Request an execution of an already registered function.

This method supports use of public functions with the Executor, or knowledge of an already registered function. An example use might be:

# pre_registration.py
from globus_compute_sdk import Executor

def some_processor(*args, **kwargs):
    # ... function logic ...
    return ["some", "result"]

gce = Executor()
fn_id = gce.register_function(some_processor)
print(f"Function registered successfully.\nFunction ID: {fn_id}")

# Example output:
#
# Function registered successfully.
# Function ID: c407ae80-b31f-447a-9fa6-124098492057

In this case, the function would be privately registered to you, but note that the function id is just a string. One could substitute for a publicly available function. For instance, b0a5d1a0-2b22-4381-b899-ba73321e41e0 is a “well-known” uuid for the “Hello, World!” function (same as the example in the Globus Compute tutorial), which is publicly available:

from globus_compute_sdk import Executor

fn_id = "b0a5d1a0-2b22-4381-b899-ba73321e41e0"  # public; "Hello World"
with Executor(endpoint_id="your-endpoint-id") as fxe:
    futs = [
        fxe.submit_to_registered_function(function_id=fn_id)
        for i in range(5)
    ]

for f in futs:
    print(f.result())

Parameters:

function_id – identifier (str) of registered Python function
args – positional arguments (if any) as required to execute the function
kwargs – keyword arguments (if any) as required to execute the function

Returns:

a future object that (eventually) will have a .result() when the Globus Compute web services receive and stream it.

map(fn: Callable, *iterables, timeout=None, chunksize=1) → Iterator¶

Globus Compute does not currently implement the .map() method of the Executor interface. In a naive implementation, this method would merely be syntactic sugar for bulk use of the .submit() method. For example:

def map(fxexec, fn, *fn_args_kwargs):
    return [fxexec.submit(fn, *a, **kw) for a, kw in fn_args_kwargs]

This naive implementation ignores a number of potential optimizations, so we have decided to look at this at a future date if there is interest.

Raises:: NotImplementedError – always raised

reload_tasks() → Iterable[globus_compute_sdk.sdk.asynchronous.compute_future.ComputeFuture]¶

Load the set of tasks associated with this Executor’s Task Group from the web services and return a list of futures, one for each task. This is nominally intended to “reattach” to a previously initiated session, based on the Task Group ID.

Returns:

An iterable of futures.

Raises:

ValueError – if the server response is incorrect or invalid
KeyError – the server did not return an expected response
various – the usual (unhandled) request errors (e.g., no connection; invalid authorization)

Notes

Any previous futures received from this executor will be cancelled.

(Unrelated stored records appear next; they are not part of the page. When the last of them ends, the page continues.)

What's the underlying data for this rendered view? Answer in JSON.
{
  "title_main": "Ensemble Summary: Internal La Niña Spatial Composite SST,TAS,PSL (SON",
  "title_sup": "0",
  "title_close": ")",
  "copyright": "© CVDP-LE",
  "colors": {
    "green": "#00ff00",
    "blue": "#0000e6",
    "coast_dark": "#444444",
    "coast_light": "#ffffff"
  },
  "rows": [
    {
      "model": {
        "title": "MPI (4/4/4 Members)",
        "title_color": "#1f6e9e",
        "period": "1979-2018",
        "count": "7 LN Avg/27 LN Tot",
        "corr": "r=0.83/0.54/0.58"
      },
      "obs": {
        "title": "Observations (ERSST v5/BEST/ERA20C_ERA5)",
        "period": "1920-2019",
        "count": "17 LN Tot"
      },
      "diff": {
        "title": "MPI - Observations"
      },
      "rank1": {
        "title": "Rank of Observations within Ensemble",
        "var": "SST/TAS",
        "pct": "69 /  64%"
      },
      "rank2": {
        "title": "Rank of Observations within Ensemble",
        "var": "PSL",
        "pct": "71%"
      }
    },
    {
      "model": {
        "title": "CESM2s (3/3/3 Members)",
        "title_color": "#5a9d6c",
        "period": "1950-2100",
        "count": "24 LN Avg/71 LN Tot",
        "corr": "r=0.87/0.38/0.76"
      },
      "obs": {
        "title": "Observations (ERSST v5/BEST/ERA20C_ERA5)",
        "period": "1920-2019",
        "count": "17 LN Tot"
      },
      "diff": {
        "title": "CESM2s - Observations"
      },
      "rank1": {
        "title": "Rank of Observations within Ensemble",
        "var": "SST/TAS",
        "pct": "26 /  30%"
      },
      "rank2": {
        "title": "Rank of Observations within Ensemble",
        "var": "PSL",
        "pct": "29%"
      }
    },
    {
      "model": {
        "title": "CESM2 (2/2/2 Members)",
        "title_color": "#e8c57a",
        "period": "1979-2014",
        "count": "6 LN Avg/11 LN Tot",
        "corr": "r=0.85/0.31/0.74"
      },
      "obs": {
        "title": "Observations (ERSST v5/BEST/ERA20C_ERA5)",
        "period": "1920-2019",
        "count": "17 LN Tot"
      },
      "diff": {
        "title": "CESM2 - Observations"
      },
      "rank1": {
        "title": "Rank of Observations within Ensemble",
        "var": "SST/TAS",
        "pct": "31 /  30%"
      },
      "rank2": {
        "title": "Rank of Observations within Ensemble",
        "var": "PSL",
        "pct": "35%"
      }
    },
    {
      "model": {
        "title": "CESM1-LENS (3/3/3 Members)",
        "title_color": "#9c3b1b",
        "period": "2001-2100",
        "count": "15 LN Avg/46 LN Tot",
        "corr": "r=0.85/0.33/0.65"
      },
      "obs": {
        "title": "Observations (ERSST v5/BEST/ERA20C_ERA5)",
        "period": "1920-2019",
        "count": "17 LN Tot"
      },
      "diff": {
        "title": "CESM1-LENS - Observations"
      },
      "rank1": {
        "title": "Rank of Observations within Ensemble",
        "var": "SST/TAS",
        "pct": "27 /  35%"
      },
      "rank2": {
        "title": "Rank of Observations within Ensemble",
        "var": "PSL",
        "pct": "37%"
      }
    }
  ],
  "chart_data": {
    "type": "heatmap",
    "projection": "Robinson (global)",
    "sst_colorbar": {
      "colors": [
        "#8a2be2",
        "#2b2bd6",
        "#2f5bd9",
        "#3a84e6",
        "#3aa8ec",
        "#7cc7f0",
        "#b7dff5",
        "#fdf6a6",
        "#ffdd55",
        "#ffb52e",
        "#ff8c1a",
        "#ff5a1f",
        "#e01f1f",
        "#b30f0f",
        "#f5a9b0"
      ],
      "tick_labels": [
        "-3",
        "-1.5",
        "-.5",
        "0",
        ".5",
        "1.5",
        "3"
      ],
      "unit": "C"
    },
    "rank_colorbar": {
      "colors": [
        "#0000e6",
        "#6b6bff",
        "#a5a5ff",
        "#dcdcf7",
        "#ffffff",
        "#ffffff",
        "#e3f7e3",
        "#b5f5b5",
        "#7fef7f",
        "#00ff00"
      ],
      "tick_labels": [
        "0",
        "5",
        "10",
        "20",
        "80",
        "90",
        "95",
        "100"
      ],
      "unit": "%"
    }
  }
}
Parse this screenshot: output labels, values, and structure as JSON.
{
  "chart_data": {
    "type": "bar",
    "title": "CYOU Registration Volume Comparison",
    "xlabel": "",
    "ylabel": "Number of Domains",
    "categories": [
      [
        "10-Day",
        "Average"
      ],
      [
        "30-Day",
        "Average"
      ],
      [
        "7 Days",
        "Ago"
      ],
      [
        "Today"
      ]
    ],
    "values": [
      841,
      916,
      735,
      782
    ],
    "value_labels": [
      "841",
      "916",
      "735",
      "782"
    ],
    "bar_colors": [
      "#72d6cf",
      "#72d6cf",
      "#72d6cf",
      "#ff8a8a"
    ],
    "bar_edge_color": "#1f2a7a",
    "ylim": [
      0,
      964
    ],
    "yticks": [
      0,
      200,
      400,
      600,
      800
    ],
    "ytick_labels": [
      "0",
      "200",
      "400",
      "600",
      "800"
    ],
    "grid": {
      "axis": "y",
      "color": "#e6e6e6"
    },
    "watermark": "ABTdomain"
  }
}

shutdown(wait=True, *, cancel_futures=False)¶

Clean-up the resources associated with the Executor.

It is safe to call this method several times. Otherwise, no other methods can be called after this one.

Parameters:

wait – If True then shutdown will not return until all running futures have finished executing and the resources used by the executor have been reclaimed.
cancel_futures – If True then shutdown will cancel all pending futures. Futures that are completed or running will not be cancelled.

class globus_compute_sdk.sdk.executor.ComputeFuture(task_id: Optional[str] = None)¶

Extend concurrent.futures.Future to include an optional task UUID.

Initializes the future. Should not be called by clients.

task_id: Optional[str]¶: The UUID for the task behind this Future. In batch mode, this will not be populated immediately, but will appear later when the task is submitted to the Globus Compute services.